I realise now that Neil Freeman’s graphic was my subconscious inspiration for my graphic, I had seen that a while back and thought it was pretty good.
Good to know the difference between stations and points. By the way, I was thinking of making an automated version of this graphic by just using PHP to do the math (I’m not good at JavaScript) and CSS. (This is the graphic you originally commented on that was originally created using radius instead of area.)
With the automated version it will be faster to add cities.
http://www.flickr.com/photos/jamesbondsv/6261064381/
That would be a nice idea. I’ve been using JPGraph for an (internal) webpage that automatically graphs my bike share data, I’m quite impressed with it. It does various kinds of graphs and charts so may well be able to produce an automated version of your infographic. It’s specified with PHP.

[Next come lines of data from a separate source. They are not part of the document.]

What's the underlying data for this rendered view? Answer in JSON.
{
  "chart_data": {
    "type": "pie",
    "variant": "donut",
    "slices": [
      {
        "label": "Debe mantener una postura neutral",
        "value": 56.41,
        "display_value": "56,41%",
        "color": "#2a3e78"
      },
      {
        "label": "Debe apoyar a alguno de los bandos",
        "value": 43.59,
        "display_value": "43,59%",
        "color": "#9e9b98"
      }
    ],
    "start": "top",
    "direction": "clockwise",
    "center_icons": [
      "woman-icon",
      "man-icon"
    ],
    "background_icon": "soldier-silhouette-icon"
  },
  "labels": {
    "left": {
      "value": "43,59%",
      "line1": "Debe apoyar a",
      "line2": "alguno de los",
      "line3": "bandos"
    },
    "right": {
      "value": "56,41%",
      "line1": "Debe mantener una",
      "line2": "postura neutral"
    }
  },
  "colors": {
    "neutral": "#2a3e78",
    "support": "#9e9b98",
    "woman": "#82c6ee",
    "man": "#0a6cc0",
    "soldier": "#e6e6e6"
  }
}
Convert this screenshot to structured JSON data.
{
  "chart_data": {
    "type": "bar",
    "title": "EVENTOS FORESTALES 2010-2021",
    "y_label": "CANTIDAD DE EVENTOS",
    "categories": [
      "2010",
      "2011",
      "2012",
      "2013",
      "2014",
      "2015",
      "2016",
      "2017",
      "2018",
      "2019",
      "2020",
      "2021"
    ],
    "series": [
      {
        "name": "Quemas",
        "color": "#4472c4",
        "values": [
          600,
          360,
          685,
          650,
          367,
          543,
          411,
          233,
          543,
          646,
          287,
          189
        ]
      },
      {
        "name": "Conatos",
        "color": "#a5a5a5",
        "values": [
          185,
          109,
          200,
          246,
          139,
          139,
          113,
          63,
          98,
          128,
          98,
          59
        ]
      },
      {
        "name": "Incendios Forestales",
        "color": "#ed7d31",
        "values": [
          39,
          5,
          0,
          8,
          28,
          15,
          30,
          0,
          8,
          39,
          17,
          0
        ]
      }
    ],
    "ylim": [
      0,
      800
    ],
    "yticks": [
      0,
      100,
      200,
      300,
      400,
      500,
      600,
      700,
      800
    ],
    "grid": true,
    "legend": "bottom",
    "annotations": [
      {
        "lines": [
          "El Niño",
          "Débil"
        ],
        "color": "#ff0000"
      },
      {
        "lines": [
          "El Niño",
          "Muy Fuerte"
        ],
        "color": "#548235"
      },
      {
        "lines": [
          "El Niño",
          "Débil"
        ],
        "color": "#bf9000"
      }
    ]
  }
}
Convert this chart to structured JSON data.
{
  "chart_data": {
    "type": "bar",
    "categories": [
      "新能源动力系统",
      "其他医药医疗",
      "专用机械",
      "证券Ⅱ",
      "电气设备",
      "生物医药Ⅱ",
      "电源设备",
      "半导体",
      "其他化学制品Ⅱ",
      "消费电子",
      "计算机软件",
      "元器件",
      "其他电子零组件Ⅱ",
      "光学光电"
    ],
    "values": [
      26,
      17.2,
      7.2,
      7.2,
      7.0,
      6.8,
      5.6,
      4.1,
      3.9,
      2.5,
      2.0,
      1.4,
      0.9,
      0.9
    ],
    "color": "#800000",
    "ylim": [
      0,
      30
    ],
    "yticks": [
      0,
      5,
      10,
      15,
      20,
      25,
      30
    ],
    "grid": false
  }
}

This is great! I look forward to seeing an edition with New York in a few months.
My subway map shows cities in their local UTM projection. I use ArcGIS to accomplish this, I’m not sure if there’s a good PHP library to do the transformation.
It looks gorgeous. Have you seen Neil Freeman’s “subways at scale” maps/graphics?
http://fakeisthenewreal.org/subway/
How come Chicago has 99 stations in this graphic? Your real-time bike sharing map says Chicago only has 4 stations.
No way Chicago has that many stations, should be more like 6. The real bike share system won’t roll out until this summer.
Aidan – d’oh, thanks!
Montreal’s “lake” is Mount Royal, not a body of water. There is a large river (St. Lawrence) that forms a barrier though.